I don’t make this claim simply because I’m catching my grumps early this year. I think the terminology is genuinely misleading. Consider the title of this paper: “Three-dimensional, single-molecule fluorescence imaging beyond the diffraction limit by using a double-helix point spread function” [1].
They demonstrate an interesting method for recovering depth in a widefield microscope, and they do pinpoint a dense population of fluorophores, some of which are only a few nanometres apart. But the fluorophores are effectively immobilized, and the entire imaging processing takes 450 seconds.

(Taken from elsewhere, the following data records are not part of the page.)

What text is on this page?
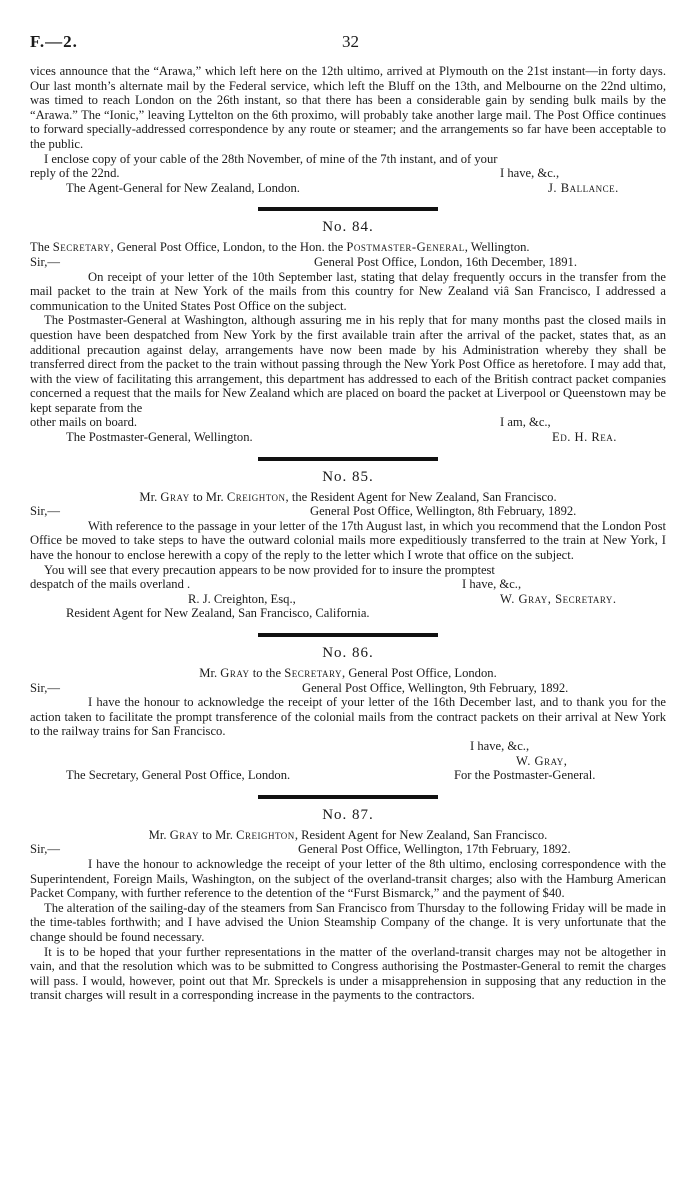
F.—2.	32

vices announce that the “Arawa,” which left here on the 12th ultimo, arrived at Plymouth on the 21st instant—in forty days. Our last month’s alternate mail by the Federal service, which left the Bluff on the 13th, and Melbourne on the 22nd ultimo, was timed to reach London on the 26th instant, so that there has been a considerable gain by sending bulk mails by the “Arawa.” The “Ionic,” leaving Lyttelton on the 6th proximo, will probably take another large mail. The Post Office continues to forward specially-addressed correspondence by any route or steamer; and the arrangements so far have been acceptable to the public.

I enclose copy of your cable of the 28th November, of mine of the 7th instant, and of your
reply of the 22nd.	I have, &c.,
The Agent-General for New Zealand, London.	J. Ballance.
No. 84.
The Secretary, General Post Office, London, to the Hon. the Postmaster-General, Wellington.
Sir,—	General Post Office, London, 16th December, 1891.

On receipt of your letter of the 10th September last, stating that delay frequently occurs in the transfer from the mail packet to the train at New York of the mails from this country for New Zealand viâ San Francisco, I addressed a communication to the United States Post Office on the subject.

The Postmaster-General at Washington, although assuring me in his reply that for many months past the closed mails in question have been despatched from New York by the first available train after the arrival of the packet, states that, as an additional precaution against delay, arrangements have now been made by his Administration whereby they shall be transferred direct from the packet to the train without passing through the New York Post Office as heretofore. I may add that, with the view of facilitating this arrangement, this department has addressed to each of the British contract packet companies concerned a request that the mails for New Zealand which are placed on board the packet at Liverpool or Queenstown may be kept separate from the

other mails on board.	I am, &c.,
The Postmaster-General, Wellington.	Ed. H. Rea.
No. 85.
Mr. Gray to Mr. Creighton, the Resident Agent for New Zealand, San Francisco.
Sir,—	General Post Office, Wellington, 8th February, 1892.

With reference to the passage in your letter of the 17th August last, in which you recommend that the London Post Office be moved to take steps to have the outward colonial mails more expeditiously transferred to the train at New York, I have the honour to enclose herewith a copy of the reply to the letter which I wrote that office on the subject.

You will see that every precaution appears to be now provided for to insure the promptest
despatch of the mails overland .	I have, &c.,
R. J. Creighton, Esq.,	W. Gray, Secretary.
Resident Agent for New Zealand, San Francisco, California.
No. 86.
Mr. Gray to the Secretary, General Post Office, London.
Sir,—	General Post Office, Wellington, 9th February, 1892.

I have the honour to acknowledge the receipt of your letter of the 16th December last, and to thank you for the action taken to facilitate the prompt transference of the colonial mails from the contract packets on their arrival at New York to the railway trains for San Francisco.

I have, &c.,
W. Gray,
The Secretary, General Post Office, London.	For the Postmaster-General.
No. 87.
Mr. Gray to Mr. Creighton, Resident Agent for New Zealand, San Francisco.
Sir,—	General Post Office, Wellington, 17th February, 1892.

I have the honour to acknowledge the receipt of your letter of the 8th ultimo, enclosing correspondence with the Superintendent, Foreign Mails, Washington, on the subject of the overland-transit charges; also with the Hamburg American Packet Company, with further reference to the detention of the “Furst Bismarck,” and the payment of $40.

The alteration of the sailing-day of the steamers from San Francisco from Thursday to the following Friday will be made in the time-tables forthwith; and I have advised the Union Steamship Company of the change. It is very unfortunate that the change should be found necessary.

It is to be hoped that your further representations in the matter of the overland-transit charges may not be altogether in vain, and that the resolution which was to be submitted to Congress authorising the Postmaster-General to remit the charges will pass. I would, however, point out that Mr. Spreckels is under a misapprehension in supposing that any reduction in the transit charges will result in a corresponding increase in the payments to the contractors.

“Resolution” and “sensitivity” are two very different things, and under certain constraints you can use one to inform the other. The title in this case misleads the reader to assume that physical laws are being broken, which is not the case. In particular this mild misdirection will lead undergraduates and laypeople to misinterpret the claims of science. We should take efforts to avoid it, even if your rival is pulling in grant money with these sorts of “impossible” claims. After all, I’m sure that Ernst Abbe wouldn’t buy it.

[1]S.R.P. Pavani, M.A. Thompson, J.S. Biteen, S.J. Lord, N. Liu, R.J.Twieg, R. Piestun, W.E. Moerner. Three-dimensional, single-molecule fluorescence imaging beyond the diffraction limit by using a double-helix point spread function. Proc. Nat. Ac. Sci. 106:9. (2009)

Note: The 3D localization of dense fluorophores they report, again by multiple rounds of partial photoactivation and photobleaching, was generated over 30 cycles of 30 exposures, each frame consisting of a 500 ms exposure. That’s over five minutes of acquisition time.